Фрагмент будущего "Холестерина", где ревизии я подвергну не только свою мысль, но и чувственный опыт...
/
"...Я был зачат никто, выношен матерью одиночкой, и сверкнул пятками на восьмой месяц, так и не дождавшись коробки просроченных конфет, - не всех поскрёбышей удостаивают визитом папаши, но до последнего я верил, что крепкие мужские руки, заведённые за спину, теребят коробку где-то поблизости...В бухгалтерской утробе было сытно. Но, прежде чем, нахлебавшись зелёных вод, я дал драпака, уже изнутри воображение моё рисовало маленькую, кругленькую, как бочонок с мёдом, женщину, наводившую брови чёрным карандашом. Не сумев выйти замуж к тридцати семи годам, она решилась забеременеть любой ценой, и цепкие пальцы охотников до утех, разминали пластилин, уже было затвердевший, из которого я проклюнулся, познав, ещё, будучи плодом, на каких дрожжах взошло моё ржаное тесто. Замес был гремуч, - сырое месиво дышало болотной тиной, квашня, перебродив, то и дело вздрагивала и вздыхала от пучивших её соков семян вьюнка, мокрицы, куриного проса, пастушьей сумки, осоты, бодяка, кислицы, чертополоха и крапивы.

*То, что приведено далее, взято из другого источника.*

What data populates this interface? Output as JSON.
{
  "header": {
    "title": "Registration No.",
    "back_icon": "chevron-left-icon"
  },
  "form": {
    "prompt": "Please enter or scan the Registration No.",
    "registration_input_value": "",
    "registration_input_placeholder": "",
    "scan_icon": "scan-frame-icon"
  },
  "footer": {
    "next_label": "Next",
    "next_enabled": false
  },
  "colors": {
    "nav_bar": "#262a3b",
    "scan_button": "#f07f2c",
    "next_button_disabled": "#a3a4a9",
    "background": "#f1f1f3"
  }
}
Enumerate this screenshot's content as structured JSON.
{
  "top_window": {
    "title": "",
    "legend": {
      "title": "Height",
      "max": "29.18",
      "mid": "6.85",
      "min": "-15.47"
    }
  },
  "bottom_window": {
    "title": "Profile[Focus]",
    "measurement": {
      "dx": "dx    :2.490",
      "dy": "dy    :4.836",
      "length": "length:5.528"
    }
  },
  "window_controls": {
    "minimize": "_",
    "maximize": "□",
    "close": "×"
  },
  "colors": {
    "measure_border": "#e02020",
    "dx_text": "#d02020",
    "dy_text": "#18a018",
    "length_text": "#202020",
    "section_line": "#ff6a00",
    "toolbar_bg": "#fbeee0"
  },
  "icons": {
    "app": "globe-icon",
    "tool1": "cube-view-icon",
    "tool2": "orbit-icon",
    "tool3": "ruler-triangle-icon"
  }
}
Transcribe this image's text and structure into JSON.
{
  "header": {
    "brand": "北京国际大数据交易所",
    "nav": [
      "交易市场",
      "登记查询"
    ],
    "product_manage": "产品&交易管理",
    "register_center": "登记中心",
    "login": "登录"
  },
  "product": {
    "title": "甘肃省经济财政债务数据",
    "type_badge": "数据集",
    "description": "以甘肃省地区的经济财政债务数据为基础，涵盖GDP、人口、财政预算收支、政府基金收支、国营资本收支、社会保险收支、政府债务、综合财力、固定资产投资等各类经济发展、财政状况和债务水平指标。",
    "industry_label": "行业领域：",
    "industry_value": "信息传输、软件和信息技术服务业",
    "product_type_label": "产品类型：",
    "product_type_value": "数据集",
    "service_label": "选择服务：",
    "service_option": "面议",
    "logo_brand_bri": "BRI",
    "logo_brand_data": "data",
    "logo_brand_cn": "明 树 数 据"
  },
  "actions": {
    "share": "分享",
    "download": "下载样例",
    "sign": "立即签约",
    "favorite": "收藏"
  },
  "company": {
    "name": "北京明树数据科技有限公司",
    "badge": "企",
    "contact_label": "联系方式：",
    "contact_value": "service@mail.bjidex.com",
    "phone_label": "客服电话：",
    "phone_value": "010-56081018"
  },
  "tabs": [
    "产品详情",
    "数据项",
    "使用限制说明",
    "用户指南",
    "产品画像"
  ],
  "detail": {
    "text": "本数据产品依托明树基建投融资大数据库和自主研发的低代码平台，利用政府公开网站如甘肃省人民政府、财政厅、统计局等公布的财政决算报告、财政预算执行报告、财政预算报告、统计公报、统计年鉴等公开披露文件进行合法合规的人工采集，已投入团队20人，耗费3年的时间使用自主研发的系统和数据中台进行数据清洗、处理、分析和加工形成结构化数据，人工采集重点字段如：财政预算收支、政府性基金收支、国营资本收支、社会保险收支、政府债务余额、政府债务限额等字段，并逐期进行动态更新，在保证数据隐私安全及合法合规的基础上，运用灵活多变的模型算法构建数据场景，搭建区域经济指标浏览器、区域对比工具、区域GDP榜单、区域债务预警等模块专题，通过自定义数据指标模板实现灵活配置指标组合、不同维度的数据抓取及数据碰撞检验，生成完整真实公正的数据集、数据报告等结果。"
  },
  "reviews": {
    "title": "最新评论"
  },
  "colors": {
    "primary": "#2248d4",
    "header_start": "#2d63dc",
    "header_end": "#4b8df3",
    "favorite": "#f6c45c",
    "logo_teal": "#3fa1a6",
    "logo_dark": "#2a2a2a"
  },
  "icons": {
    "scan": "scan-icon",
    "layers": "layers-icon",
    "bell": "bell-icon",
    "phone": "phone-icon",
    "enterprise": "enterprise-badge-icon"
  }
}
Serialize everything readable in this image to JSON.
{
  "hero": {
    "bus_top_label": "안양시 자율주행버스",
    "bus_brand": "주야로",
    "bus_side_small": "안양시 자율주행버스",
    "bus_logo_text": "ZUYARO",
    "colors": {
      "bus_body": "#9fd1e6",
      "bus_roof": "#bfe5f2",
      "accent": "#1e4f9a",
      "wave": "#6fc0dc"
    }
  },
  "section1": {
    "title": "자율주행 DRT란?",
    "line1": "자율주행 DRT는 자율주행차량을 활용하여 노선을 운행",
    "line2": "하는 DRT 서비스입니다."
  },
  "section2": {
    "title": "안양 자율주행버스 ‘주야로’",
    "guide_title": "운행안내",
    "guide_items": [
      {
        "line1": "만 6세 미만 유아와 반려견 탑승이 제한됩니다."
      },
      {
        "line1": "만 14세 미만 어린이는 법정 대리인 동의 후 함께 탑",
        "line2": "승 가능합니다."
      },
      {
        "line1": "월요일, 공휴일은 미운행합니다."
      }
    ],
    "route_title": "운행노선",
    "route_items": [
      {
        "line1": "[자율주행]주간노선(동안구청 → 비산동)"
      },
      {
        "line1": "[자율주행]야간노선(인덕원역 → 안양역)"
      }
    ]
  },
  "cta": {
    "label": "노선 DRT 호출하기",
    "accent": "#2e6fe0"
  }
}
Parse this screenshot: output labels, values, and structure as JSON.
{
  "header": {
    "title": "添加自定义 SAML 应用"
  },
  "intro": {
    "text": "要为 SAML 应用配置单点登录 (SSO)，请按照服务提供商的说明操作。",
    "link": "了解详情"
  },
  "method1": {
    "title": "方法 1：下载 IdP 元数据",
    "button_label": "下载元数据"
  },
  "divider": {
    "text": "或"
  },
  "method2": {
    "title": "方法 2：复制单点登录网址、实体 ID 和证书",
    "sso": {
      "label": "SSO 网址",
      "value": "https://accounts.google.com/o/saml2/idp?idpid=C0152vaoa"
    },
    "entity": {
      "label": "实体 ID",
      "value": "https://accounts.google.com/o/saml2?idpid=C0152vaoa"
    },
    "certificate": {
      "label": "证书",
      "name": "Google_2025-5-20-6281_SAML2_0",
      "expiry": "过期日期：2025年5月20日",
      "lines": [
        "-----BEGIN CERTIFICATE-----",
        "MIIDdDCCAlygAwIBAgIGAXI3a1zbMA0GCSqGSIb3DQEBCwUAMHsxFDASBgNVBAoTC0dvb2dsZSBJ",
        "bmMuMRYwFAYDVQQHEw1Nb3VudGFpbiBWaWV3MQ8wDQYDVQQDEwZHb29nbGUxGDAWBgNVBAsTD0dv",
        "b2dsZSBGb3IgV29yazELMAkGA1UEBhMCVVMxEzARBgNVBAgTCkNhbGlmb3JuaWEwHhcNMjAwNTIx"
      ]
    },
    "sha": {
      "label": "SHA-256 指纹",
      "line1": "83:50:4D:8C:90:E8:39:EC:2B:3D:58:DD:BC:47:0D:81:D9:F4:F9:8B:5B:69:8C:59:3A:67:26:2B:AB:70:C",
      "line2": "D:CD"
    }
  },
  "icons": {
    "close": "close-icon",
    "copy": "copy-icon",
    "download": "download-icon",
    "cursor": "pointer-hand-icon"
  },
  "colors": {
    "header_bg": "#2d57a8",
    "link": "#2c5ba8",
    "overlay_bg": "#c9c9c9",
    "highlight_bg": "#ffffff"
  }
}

Меня увлёк перестук колеса, - мама строчила на машинке «Зингера» колготы и сарафаны на продажу, иногда толкала спирт, предварительно поджигая его в чайной ложке. И тогда голубой фителёк, колеблемый прерывистым и тяжёлым дыханием диабетички, придавал мне решимости, - я приникал ухом к утробе, чтобы услышать, как игла пронзает и прячет шов под изнанку. Покрой, скрытый под покровом, будоражил воображение, сердечко выводило дробь, а мой ум тритона, - плавая в околоплодном океане, я побывал по очереди всеми морскими гадами, - робко следовал за белым мелком закройщика. Но кто же он, этот закройщик?"